On the other hand, free reading apps for Android by Nook and others don’t make their fortune by putting a price on half of their features. They get installed on a user’s device “guns blazing,” ready to fire everything they’ve got. Such apps peddle content to make money. Yet even there, the numbers don’t look particularly well.
According to a report presented by Nielsen Book president Jonathan Nowell at the Digital Book World Conference in January, sales of eBooks are also at a decline after shooting up an impressive $60 million in sales earlier in 2014 before gradually losing steam as the year progressed. Another group, the Association of American Publishers (AAP), seemed to have corroborated this report with its own research which uncovered that revenues from eBooks are down by 10.2 percent in early 2015 compared to the same period last year.
However, this “decline” actually appears to have been caused by a spike that generated an outlier in the data of 2013. This confusing performance can be attributed to the sudden and dramatic increase in sales of hardware like smartphones and tablets during the holidays at the end of 2013. New users would be more inclined to purchase and load up their devices with eBooks during the holidays than they would be at any time of the year afterwards, where more casual sale rates are to be expected.

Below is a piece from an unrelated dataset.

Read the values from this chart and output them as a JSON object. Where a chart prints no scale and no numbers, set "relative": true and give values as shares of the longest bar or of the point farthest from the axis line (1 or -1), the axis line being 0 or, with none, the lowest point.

Recent squabbles between publishers and online retailers over pricing may have also contributed to this decline. The conflict led to agencies pricing eBooks more liberally, which either scared off the market or led them to independent and self-published eBook stores, whose sales performance cannot be immediately tracked by groups like Nielsen or the AAP—but appear to be thriving globally outside the capacity of professionals to measure.

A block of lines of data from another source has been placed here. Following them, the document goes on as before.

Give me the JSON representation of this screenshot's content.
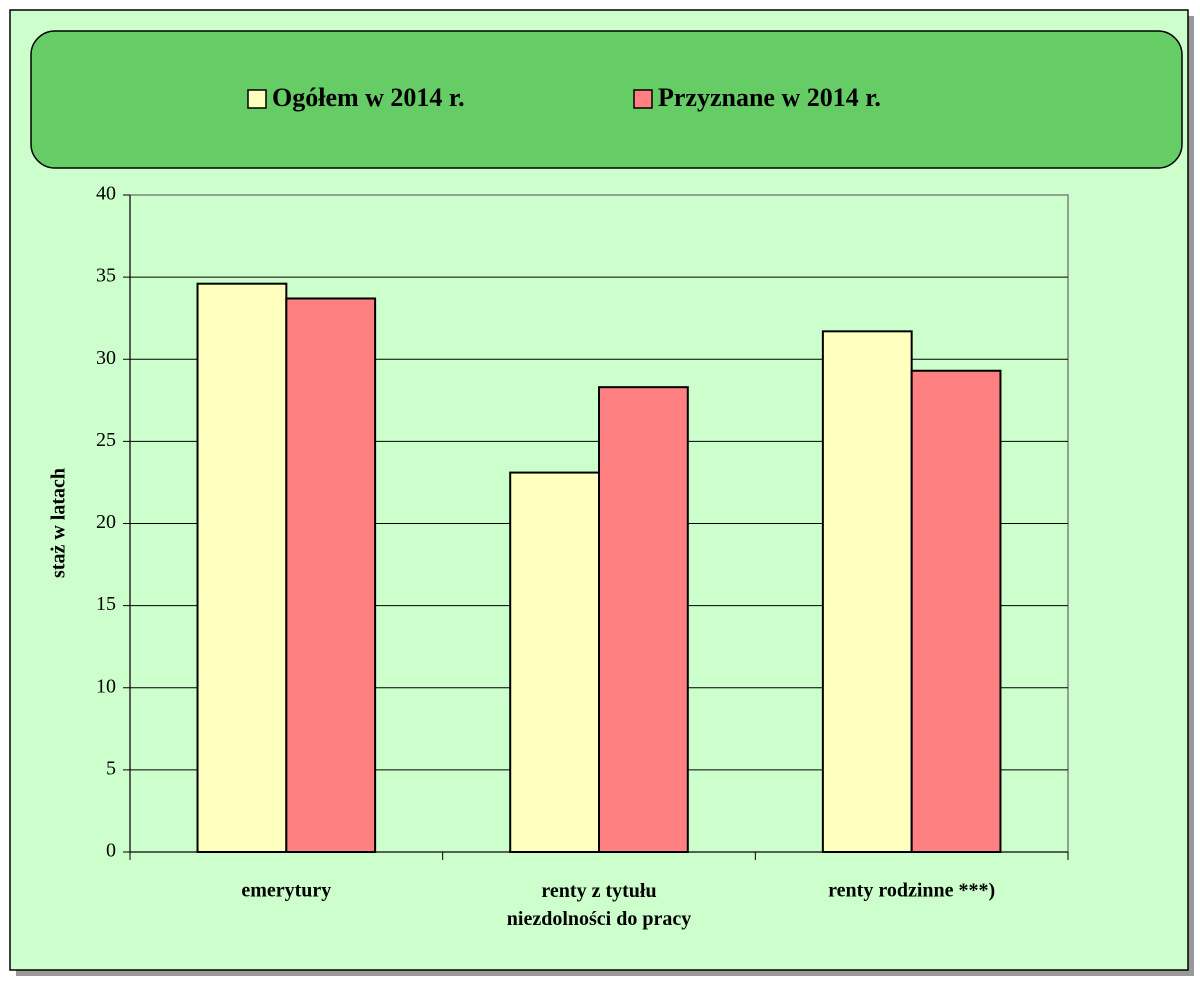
{
  "chart_data": {
    "type": "bar",
    "categories": [
      "emerytury",
      "renty z tytułu\nniezdolności do pracy",
      "renty rodzinne ***)"
    ],
    "series": [
      {
        "name": "Ogółem w 2014 r.",
        "color": "#ffffc0",
        "values": [
          34.6,
          23.1,
          31.7
        ]
      },
      {
        "name": "Przyznane w 2014 r.",
        "color": "#ff8080",
        "values": [
          33.7,
          28.3,
          29.3
        ]
      }
    ],
    "y_label": "staż w latach",
    "ylim": [
      0,
      40
    ],
    "yticks": [
      0,
      5,
      10,
      15,
      20,
      25,
      30,
      35,
      40
    ],
    "grid": true,
    "legend": "top"
  }
}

Despite the seemingly lackluster performance of the industry at present, experts still see value and growth in digital publishing and distribution. In separate reports, three different market intelligence firms—Strategy Analytics, PricewaterhouseCoopers and Forrester Research—have expressed more bullish outlooks, predicting double-digit growth in five to ten years. All agree that eBooks aren’t going anywhere anytime soon.